Há exatamente 40 anos, Tarcísio Meira desafiou os preconceituosos ao dar um beijo na boca de Ney Latorraca. A sequência do filme ‘Beijo no Asfalto’, do diretor Bruno Barreto e baseado na peça homônima de Nelson Rodrigues, chocou a sociedade tradicionalista.
O maior galã da televisão, na época com 45 anos e no ar na novela ‘Coração Alado’, mostrou seu compromisso com a arte ao aceitar o papel de Aprígio. O pai de família exemplar vê o genro, Arandir (Ney Latorraca), atender ao pedido de um beijo feito por um desconhecido que está à beira da morte após ter sido atropelado.

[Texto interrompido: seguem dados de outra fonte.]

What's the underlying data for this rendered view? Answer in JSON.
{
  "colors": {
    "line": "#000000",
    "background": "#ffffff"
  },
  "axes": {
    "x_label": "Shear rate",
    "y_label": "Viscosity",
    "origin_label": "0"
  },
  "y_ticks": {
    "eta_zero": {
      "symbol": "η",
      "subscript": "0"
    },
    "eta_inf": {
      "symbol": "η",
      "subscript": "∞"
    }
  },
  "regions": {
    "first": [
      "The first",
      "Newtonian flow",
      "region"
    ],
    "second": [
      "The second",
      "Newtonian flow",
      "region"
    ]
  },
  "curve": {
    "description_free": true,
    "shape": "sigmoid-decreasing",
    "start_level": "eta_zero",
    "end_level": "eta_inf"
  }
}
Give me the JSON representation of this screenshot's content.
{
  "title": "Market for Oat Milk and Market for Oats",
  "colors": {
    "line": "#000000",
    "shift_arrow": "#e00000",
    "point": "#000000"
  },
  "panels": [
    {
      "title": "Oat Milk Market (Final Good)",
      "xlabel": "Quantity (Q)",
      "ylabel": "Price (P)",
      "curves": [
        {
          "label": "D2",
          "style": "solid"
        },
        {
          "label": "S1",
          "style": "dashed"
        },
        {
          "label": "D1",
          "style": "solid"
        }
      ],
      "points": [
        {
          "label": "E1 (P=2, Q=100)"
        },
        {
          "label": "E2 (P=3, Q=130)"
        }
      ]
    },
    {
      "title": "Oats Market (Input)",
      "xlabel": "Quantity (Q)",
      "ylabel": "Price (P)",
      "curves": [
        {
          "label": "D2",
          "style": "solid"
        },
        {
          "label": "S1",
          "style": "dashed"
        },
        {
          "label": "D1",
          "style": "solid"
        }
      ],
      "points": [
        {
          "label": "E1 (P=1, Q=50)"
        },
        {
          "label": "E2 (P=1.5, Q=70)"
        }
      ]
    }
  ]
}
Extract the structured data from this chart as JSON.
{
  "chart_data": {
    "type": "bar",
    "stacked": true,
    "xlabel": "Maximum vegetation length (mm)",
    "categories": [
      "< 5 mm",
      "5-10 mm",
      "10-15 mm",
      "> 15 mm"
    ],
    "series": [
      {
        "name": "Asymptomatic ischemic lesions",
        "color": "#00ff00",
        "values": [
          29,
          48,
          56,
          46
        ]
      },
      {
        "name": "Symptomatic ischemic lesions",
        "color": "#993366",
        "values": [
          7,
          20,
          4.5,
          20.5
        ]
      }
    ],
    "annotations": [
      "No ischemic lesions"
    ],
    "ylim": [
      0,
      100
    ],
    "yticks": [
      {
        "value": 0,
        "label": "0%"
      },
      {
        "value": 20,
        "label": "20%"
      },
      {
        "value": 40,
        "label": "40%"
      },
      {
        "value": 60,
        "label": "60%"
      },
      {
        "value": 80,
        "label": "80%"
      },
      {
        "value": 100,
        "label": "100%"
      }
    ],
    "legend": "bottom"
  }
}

Um repórter policial sensacionalista publica a foto do ato e gera um escândalo. Arandir se torna alvo de preconceito, humilhação e fica na mira do delegado homofóbico que suspeita de crime passional. Paralelamente, revela-se uma estranha ligação do sogro conservador com Arandir.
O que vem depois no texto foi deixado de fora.